The family member went on to say that while her mother was there for many hours, Lindsay took it upon herself to advocate for a doctor to see the patient as soon as possible and the patient was admitted with pancreatitis. “I have been around many nurses in my lifetime as I am a retired echo tech of 25 years. By far, Lindsay is the best, most caring, compassionate, wonderful, and knowledgeable nurse I have ever had the pleasure of meeting. If my family should ever need emergency care in the future, you can bet we will come to McLaren emergency department and ask for Lindsay.”

Lukavsky was recognized by hospital leadership and coworkers and received a certificate commending her for being an “Extraordinary Nurse,” as well as a sculpture called “A Healer’s Touch,” hand-carved by artists of the Shona people in Zimbabwe.

Lukavsky said she always knew she wanted to be a nurse and loves the fast-pass care within the emergency department.

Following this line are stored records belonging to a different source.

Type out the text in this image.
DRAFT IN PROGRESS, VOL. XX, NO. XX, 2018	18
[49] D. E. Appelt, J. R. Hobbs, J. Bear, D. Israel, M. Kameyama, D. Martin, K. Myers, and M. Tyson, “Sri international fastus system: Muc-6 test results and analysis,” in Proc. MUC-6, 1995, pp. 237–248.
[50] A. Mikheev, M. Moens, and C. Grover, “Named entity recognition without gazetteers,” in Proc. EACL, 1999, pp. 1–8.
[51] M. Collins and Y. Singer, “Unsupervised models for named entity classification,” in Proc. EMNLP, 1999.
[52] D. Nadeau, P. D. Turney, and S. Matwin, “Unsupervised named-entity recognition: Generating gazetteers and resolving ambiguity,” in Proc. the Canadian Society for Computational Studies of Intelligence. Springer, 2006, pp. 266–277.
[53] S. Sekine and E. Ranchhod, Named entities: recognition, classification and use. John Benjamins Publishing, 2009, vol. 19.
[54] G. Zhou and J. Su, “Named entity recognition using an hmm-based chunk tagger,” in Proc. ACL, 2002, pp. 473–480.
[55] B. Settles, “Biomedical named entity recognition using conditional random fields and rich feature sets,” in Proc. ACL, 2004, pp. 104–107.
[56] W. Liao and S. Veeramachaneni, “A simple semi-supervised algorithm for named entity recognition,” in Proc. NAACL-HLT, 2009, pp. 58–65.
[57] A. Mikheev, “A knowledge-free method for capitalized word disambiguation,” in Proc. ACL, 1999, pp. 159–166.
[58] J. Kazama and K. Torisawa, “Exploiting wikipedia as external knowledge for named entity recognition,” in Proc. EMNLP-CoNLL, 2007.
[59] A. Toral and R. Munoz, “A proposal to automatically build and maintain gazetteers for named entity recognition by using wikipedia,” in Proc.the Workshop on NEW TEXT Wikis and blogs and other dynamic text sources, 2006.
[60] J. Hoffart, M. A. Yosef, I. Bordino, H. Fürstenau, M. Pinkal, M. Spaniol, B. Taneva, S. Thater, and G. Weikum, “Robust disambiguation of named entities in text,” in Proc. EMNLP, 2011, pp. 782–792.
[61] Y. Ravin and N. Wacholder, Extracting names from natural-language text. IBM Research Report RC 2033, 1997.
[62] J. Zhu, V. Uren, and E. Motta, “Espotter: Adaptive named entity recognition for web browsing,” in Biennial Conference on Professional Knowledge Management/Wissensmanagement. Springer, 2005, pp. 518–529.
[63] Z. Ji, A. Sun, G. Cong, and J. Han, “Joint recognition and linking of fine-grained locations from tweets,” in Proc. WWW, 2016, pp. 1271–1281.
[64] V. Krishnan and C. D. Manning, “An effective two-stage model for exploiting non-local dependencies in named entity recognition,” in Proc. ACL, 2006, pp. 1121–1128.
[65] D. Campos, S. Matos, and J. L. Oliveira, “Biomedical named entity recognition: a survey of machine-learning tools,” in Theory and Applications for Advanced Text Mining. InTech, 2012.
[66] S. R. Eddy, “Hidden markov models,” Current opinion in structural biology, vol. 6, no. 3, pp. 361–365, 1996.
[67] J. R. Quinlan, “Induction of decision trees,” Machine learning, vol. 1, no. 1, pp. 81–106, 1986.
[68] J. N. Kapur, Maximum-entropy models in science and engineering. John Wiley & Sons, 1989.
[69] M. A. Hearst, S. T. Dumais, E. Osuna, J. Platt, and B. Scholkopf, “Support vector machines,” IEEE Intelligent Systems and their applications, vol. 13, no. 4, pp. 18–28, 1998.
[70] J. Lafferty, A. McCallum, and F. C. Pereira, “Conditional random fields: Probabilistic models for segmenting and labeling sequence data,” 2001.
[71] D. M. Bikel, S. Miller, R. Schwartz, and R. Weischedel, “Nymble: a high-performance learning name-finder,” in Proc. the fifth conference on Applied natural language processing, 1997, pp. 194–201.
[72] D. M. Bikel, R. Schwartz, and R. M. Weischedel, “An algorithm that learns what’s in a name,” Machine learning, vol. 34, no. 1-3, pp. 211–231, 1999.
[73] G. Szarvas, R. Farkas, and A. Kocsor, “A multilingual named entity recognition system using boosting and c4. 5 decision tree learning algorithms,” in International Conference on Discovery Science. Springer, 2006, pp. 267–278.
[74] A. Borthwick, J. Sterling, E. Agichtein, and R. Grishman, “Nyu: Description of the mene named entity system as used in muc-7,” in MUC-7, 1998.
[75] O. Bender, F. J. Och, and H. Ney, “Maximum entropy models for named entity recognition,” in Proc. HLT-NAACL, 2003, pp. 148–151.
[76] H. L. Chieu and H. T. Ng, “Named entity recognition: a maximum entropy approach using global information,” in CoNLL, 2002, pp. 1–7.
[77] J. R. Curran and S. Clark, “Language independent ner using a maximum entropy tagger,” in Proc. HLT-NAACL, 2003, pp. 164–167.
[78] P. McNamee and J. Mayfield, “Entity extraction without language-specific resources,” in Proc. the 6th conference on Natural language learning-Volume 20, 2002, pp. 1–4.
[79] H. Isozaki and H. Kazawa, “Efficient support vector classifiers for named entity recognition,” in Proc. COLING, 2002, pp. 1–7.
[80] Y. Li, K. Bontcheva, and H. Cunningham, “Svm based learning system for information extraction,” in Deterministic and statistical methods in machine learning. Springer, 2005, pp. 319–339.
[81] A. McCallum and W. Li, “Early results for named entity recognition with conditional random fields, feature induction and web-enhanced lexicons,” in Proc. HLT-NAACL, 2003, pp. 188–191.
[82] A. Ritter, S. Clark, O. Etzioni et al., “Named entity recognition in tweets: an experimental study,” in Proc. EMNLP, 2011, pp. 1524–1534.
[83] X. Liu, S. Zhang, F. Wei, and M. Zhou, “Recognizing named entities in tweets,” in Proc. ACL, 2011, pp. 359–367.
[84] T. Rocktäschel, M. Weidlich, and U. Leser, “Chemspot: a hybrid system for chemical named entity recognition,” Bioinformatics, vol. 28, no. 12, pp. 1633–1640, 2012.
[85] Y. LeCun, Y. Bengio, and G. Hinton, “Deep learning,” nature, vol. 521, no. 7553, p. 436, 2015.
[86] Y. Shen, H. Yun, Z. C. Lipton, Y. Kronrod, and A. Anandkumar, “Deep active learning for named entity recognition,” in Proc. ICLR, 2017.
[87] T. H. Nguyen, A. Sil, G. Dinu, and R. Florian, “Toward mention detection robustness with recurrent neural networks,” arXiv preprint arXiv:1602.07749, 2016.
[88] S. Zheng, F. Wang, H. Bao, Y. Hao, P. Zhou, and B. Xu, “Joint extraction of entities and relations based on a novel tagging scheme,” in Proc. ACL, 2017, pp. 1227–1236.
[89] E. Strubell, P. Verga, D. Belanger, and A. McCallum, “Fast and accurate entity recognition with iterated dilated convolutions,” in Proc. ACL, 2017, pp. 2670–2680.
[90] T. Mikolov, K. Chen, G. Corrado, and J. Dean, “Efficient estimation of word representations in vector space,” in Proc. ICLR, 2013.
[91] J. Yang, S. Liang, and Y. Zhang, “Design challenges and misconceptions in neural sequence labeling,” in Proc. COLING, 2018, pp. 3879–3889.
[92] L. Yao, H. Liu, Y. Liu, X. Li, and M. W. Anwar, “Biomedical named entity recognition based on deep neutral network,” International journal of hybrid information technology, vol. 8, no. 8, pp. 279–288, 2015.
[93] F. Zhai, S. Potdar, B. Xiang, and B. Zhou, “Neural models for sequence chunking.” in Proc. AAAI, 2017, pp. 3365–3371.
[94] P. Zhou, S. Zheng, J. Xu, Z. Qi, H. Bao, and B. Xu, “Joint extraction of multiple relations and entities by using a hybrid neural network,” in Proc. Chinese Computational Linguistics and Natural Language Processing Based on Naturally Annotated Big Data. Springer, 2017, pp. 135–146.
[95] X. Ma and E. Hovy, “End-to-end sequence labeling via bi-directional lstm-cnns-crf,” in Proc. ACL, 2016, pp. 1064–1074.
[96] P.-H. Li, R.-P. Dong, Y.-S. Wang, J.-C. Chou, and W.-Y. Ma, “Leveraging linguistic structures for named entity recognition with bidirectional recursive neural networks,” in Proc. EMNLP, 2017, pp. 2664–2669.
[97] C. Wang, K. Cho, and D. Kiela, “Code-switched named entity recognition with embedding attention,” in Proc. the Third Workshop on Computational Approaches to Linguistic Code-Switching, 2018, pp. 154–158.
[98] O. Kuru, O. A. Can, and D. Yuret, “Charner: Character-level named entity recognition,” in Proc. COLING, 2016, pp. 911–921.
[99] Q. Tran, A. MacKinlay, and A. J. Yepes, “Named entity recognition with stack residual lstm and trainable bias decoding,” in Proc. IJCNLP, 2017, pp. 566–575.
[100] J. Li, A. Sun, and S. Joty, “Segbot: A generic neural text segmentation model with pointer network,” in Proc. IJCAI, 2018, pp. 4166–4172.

“The emergency department is often the first line of care a patient receives, and I love being able to make the initial connections with my patients and make sure they have a good experience, even often at their most vulnerable state,” said Lukavsky. “I always try to treat my patients as if they are family, so to have been recognized means a lot to me.”

About the DAISY Award

The not-for-profit DAISY Foundation, based in Glen Ellen, California, was established by family members in memory of J. Patrick Barnes. Barnes died at the age of 33 in late 1999 from complications of idiopathic thrombocytopenic purpura (ITP), a little-known but not uncommon autoimmune disease. The care Barnes and his family received from nurses while he was ill inspired this unique means of thanking nurses for making a profound difference in the lives of patients and their families.

“When Patrick was critically ill, our family experienced firsthand the remarkable skill and care nurses provide patients every day and night,” said Bonnie Barnes, president and co-founder of the DAISY Foundation. “Yet these unsung heroes are seldom recognized for the superhuman work they do. The kind of work the nurses at McLaren Greater Lansing are called on to do every day epitomizes the purpose of the DAISY Award.”